Irish flags adorned The Inn for the night.
Everyone (and I mean EVERYONE) wore their finest Irish garments for the occasion.

Upon returning to the Inn after a leisurely sunset stroll (again, accompanied by a bagpiper), the party then really kicked into high gear. While Chef O’Connell strives to create a self-described “house party” at the property every night, Tuesday was particularly special in that it was hosted in collaboration with Ballyfin, a country house hotel located in the heart of Ireland.

Ballyfin general manager Damien Bastiat addresses guests, as Irish Ambassador Daniel Mulhall looks on.
The dinner’s second course of “Lobster & Savoy Cabbage Terrine with Royal Osetra Caviar and Champagne Butter Sauce.”

Ballyfin owner Fred Krehbiel had traveled, along with chef Sam Moody, to Little Washington, Virginia, for the occasion. And it was then Moody’s turn to shine as he worked with The Inn’s top-rated kitchen team on a seven-course meal that combined influences from both Ireland and Virginia.

Fiddler Haley Richardson and accordion player Sean McComiskey.
The program to “St. Patrick’s Cabaret” night performance.

“It was an honor to be part of a master class in hospitality,” said Moody. “We have a strong sense of place at Ballyfin and to find that similarity at The Inn at Little Washington made it the perfect collaboration.”

Ballyfin owner Fred Krehbiel, Ballyfin general manager Damien Bastiat, The Inn at Little Washington owner Patrick O’Connell, Ballyfin chef Sam Moody, and Irish Ambassador Daniel Mulhall.
Guests were treated to whiskey tastings from the Virginia Distillery.

This wasn’t the first time that Ballyfin and The Inn have teamed-up.

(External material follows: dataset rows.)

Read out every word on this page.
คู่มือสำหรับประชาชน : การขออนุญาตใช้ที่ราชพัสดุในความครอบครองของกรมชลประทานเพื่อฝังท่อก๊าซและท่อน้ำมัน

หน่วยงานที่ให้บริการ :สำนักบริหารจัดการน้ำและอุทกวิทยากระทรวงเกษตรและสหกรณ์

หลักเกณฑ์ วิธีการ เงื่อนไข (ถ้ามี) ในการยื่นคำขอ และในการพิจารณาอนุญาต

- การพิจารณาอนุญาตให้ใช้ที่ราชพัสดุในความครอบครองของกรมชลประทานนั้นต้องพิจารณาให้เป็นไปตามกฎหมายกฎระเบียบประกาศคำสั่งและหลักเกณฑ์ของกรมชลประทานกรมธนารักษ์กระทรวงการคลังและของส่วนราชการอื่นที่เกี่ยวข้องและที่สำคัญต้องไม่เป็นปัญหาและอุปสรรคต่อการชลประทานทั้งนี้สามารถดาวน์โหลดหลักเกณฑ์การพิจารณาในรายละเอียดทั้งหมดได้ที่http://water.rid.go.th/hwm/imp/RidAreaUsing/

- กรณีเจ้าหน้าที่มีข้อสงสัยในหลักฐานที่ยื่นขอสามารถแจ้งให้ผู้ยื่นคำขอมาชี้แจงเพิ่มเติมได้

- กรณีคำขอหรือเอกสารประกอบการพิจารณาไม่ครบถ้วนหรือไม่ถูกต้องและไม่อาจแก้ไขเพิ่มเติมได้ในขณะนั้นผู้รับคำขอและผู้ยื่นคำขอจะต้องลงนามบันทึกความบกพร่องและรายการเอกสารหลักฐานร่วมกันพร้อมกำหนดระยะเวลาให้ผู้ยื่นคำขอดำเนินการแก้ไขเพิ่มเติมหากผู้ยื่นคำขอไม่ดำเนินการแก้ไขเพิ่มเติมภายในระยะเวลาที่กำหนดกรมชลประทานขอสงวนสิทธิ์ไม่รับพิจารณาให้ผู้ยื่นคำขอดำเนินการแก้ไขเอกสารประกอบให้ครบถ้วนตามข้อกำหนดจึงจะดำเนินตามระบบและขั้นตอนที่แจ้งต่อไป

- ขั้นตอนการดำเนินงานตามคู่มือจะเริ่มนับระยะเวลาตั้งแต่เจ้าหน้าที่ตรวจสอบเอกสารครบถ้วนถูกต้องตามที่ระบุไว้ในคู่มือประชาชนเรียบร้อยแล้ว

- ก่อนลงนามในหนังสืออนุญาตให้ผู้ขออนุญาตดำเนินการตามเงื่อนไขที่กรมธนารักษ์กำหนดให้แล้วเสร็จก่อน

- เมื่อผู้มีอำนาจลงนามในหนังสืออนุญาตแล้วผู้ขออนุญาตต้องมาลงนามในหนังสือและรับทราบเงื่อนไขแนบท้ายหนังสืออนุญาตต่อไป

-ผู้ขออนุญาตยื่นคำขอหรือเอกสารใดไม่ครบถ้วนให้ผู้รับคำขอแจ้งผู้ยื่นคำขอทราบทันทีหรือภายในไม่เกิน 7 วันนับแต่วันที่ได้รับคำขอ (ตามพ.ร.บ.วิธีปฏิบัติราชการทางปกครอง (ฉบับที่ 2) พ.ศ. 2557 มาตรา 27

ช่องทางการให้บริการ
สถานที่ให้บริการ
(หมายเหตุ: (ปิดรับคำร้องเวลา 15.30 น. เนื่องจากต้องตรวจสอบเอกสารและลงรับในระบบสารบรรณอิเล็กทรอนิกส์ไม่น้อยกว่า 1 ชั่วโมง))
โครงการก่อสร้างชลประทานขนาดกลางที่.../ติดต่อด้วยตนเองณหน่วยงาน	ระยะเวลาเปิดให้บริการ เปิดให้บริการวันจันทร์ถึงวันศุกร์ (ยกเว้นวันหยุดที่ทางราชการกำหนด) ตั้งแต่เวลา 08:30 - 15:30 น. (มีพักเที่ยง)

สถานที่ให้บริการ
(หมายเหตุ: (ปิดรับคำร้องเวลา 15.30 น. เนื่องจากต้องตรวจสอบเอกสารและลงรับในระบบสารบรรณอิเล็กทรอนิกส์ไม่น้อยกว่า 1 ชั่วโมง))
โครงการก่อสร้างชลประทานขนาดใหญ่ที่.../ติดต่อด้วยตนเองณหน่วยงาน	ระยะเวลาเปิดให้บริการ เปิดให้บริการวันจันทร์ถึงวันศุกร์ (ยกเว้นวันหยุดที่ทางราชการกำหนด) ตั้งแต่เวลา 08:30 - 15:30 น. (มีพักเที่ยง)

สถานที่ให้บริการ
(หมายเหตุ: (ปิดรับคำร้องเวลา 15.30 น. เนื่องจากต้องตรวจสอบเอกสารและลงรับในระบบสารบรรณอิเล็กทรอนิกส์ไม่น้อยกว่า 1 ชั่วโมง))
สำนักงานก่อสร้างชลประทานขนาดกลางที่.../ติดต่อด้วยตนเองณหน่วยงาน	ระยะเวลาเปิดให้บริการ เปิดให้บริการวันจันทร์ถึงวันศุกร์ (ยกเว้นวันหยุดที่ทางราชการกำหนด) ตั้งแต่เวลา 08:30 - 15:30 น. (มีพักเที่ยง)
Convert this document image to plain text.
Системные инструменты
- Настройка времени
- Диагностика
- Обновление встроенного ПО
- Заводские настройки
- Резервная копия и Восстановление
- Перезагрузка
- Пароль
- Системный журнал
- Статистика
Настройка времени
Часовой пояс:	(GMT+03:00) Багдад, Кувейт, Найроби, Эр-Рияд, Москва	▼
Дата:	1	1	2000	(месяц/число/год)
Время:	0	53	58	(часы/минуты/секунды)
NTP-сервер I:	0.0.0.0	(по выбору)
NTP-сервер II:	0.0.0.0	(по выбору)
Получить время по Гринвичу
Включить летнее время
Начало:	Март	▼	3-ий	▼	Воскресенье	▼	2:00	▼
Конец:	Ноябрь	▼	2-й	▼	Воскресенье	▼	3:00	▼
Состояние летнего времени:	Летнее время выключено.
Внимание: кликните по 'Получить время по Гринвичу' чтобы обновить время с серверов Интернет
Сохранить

As part the The Inn’s series of 40th anniversary celebrations last year, O’Connell and his team traveled to Ireland for a similar dinner. In addition to sharing familiar backdrops, featuring rolling green hills and the occasional rainbow, both properties are also members of the prestigious Relais & Chateaux international collection of luxury hotels and restaurants.

The Inn at Little Washington’s Executive Sous Chef Andrew Wright leads the kitchen team through the dining room during the Inn’s “first Saint Patrick’s Day parade.”
“Grandmother O’Connell’s Bread and Butter Pudding with Whiskey Ice Cream” served as the final course of the night.

“Sometimes multi-cultural culinary events like this can contribute as much to international diplomacy as world summits,” added O’Connell.

Guests never leave empty handed at The Inn. Gifts for the road were treated to everyone.

The luck of the (American) Irish surely doesn’t hurt either.